In 1938, as the prospect of another European war drew nearer and nearer, the authorities have promptly decided that REC will be needed again. Britain has four major railway companies at this time, and the idea was that they would group together in the safety of Surrey or Hertfordshire countryside, but remain close enough the London for business.
That is until they’re reminded of the abandoned station deep in central London, with an unusually long connecting corridor to the surface station that is ideal for partition into offices. And so the old station was brought into a second life, as the wartime headquarters for railway coordination, where much of high-level talks on moving trains and repairing bombed lines were held.
In fact, records show that people from the very top – Churchill himself – was here. For his desire to remain, and to be seen to remain, in London, Churchill had spent at least a dozen nights in the converted station, taking advantage of its easy access to Downing Street and Buckingham Palace. At least that’s until the War Rooms were built to his more specific needs and tastes.
Unfortunately, not much of the 1930s and 40s infrastructure remained. A bunker-like maze is not exactly ideal for its current use as a ventilation shaft and emergency exit, and much of it was demolished in the 1980s. However, it is not difficult to spot remanents of both the station and the bunker, as we were led on tour of the where the offices, bedrooms and toilets (looking surprisingly normal 80 years later) once stood.
The platform itself had mostly been bricked up and partitioned into rooms, although several original 1930s sign remained. Throughout our visit, the Piccadilly Line trains roared down the platforms every few minutes, sometimes slow enough for the tour group to try and make out of the commuters on them. I wonder what they’d think if the train did stop, on their routine journey home, at this ‘ghost station’ and they a party down in the dirty, disused tunnels.

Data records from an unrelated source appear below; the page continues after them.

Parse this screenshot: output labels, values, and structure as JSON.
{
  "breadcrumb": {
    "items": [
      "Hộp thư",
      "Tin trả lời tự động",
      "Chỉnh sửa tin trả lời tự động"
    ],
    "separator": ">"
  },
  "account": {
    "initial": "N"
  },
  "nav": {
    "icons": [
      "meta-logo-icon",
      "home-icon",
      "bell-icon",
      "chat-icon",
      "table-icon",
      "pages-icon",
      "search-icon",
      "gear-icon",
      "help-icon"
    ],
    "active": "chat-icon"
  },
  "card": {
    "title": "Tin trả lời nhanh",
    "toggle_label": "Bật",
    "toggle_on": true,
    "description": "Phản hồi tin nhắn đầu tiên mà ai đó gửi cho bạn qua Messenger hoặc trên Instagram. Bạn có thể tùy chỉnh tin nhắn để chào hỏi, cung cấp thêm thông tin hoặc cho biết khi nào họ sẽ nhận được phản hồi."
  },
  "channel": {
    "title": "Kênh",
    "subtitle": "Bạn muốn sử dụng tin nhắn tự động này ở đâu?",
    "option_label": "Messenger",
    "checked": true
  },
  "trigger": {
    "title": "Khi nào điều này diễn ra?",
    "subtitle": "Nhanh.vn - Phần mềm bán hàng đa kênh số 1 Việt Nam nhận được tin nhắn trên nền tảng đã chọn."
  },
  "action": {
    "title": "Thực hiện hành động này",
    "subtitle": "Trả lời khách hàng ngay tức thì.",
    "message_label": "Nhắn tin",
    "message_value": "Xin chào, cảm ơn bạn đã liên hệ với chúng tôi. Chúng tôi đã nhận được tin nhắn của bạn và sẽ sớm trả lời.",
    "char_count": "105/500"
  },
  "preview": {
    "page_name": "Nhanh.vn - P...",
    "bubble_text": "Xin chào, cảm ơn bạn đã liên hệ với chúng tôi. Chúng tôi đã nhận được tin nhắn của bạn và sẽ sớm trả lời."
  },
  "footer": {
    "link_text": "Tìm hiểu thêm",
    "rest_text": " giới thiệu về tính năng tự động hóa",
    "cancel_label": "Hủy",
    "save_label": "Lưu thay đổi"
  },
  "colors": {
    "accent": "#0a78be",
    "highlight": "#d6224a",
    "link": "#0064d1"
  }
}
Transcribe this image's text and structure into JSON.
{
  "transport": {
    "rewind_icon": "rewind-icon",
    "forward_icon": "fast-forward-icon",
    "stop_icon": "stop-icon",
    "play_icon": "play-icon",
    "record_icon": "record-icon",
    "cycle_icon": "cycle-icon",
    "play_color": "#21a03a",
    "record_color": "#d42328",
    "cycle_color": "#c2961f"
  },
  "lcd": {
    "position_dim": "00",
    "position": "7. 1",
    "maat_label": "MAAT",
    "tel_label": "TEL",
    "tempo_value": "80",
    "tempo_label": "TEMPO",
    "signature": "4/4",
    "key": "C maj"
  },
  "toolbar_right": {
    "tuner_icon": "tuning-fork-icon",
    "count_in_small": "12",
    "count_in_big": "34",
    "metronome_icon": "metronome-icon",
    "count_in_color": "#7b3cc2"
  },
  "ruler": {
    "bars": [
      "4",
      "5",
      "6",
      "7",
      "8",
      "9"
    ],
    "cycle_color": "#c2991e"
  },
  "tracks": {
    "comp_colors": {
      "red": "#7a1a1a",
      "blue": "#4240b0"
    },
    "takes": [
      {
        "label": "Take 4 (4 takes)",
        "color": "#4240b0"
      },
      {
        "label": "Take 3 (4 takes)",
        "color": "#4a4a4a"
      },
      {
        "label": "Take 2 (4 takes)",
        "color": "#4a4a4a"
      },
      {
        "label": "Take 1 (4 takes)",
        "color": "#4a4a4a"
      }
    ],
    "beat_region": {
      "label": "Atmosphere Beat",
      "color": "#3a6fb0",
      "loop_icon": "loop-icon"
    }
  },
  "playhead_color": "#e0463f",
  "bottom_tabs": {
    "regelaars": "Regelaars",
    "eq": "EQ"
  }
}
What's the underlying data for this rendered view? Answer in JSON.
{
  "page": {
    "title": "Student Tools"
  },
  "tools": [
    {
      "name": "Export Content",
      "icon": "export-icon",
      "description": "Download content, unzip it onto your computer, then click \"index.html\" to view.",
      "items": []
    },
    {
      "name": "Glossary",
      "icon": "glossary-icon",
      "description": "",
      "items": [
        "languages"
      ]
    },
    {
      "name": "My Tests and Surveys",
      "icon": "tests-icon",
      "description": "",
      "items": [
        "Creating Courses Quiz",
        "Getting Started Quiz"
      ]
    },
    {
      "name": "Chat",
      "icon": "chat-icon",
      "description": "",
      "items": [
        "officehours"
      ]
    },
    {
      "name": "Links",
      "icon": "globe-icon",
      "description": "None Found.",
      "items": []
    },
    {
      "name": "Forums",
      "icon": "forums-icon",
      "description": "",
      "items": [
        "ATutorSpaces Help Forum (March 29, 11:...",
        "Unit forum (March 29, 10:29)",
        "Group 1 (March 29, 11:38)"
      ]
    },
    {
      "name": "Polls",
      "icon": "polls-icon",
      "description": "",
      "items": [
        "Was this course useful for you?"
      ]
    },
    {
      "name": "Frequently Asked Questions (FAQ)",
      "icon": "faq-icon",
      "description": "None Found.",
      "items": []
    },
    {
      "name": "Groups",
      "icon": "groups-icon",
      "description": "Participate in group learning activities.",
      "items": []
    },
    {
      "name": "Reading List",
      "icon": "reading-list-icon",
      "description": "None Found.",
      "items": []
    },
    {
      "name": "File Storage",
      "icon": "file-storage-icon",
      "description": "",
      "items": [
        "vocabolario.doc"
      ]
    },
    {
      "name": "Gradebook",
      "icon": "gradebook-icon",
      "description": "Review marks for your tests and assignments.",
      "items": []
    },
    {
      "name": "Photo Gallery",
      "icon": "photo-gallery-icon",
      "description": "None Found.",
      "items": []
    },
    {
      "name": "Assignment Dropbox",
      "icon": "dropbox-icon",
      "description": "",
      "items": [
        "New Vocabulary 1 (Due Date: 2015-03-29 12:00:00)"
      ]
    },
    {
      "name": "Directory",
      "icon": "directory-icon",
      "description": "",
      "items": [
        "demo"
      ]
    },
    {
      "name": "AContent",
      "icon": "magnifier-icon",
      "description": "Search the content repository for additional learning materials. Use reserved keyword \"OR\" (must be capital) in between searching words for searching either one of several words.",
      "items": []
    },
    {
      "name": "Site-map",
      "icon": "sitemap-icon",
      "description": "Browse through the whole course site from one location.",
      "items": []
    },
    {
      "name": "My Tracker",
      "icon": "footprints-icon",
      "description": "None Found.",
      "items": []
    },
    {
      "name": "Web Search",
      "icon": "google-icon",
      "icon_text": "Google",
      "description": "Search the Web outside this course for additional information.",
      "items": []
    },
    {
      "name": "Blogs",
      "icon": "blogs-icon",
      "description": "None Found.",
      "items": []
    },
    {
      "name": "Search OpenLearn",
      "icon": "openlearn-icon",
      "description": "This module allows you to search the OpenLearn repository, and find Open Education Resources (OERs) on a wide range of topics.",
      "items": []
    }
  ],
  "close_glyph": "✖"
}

We were initially told in the safety briefing that, had there been an emergency, the evacuation method would have been the flag down a train. That’s about the closest time I’d wish for a (hopefully very minor) accident!
There are currently talks to turn this prime piece of London real estate into an entertainment venue. While a cinema would definitely not have worked, I believe an underground themed underground bar must be a money spinner: it’s at an upmarket area but well-shielded for noise, and perhaps after a few round of drink one could just catch a Nightube home too!
Meanwhile, the station is open for irregular tours via Hidden London. Do go and check it out!